Configuration records

Formerly configuration was done by using pageTS (see below). This is still possible (fully backwards compatible) but not recommended. Instead of writing pageTS simply create a configuration record (table: tx_crawler_configuration) and put it on the topmost page of the pagetree you want to affect with this configuration.

The fields in these records are related to the pageTS keys described below.

Fields and their pageTS equivalents

General

Backend configuration record: General

Backend configuration record: General

Name
Corresponds to the “key” part in the pageTS setup e.g. tx_crawler.crawlerCfg.paramSets.myConfigurationKeyName
Protocol for crawling
Force HTTP, HTTPS or keep the configured protocol
Processing instruction filter
List of processing instructions.

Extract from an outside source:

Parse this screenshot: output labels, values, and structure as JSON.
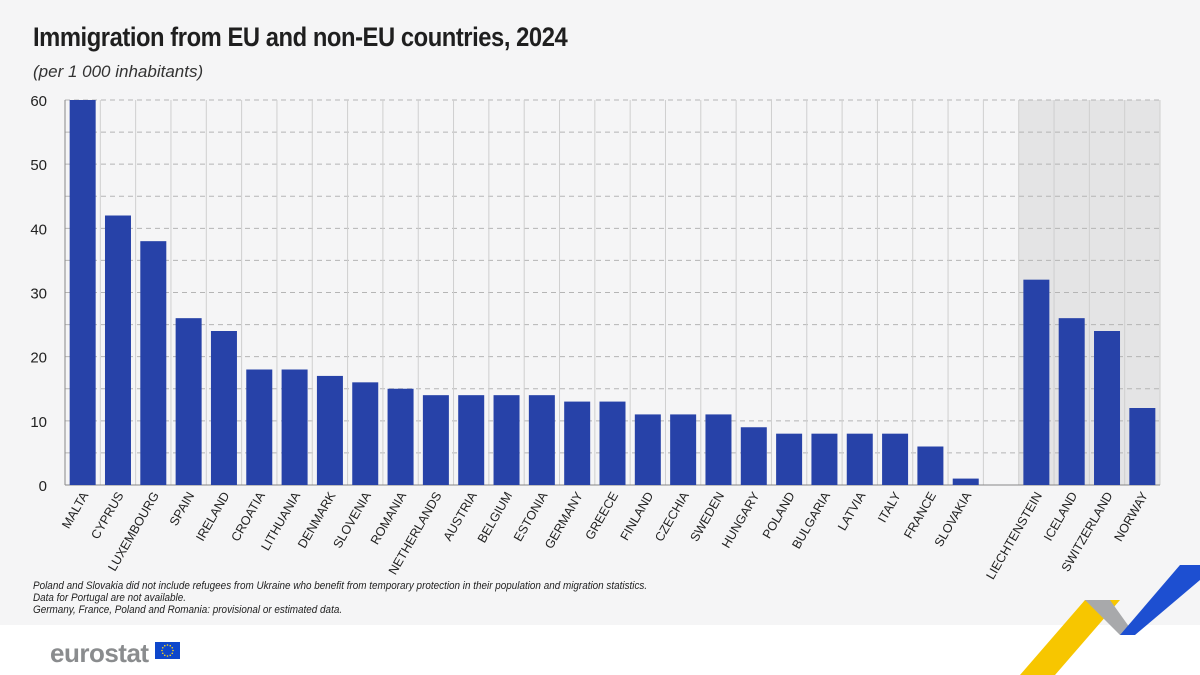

See also: paramSets.[key].procInstrFilter
Base URL
Set baseUrl (most likely the same as the entry point configured in your site configuration)
Pids only
List of Page Ids to limit this configuration to. See also: paramSets.[key].pidsOnly
Exclude pages
Comma separated list of page ids which should not be crawled
Configuration
Parameter configuration. The values of GET variables are according to a special syntax. See also: paramSets.[key]
Processing instruction parameters
Options for processing instructions. Will be defined in the respective third party modules. See also: paramSets.[key].procInstrParams
Crawl with FE user groups
User groups to set for the request. See also: paramSets.[key].userGroups and the hint in create-crawler-configuration

Access

Backend configuration record: Access

Backend configuration record: Access

Hide
If activated the configuration record is not taken into account.
Restrict access to
Restricts access to this configuration record to selected backend user groups. Empty means no restriction is set.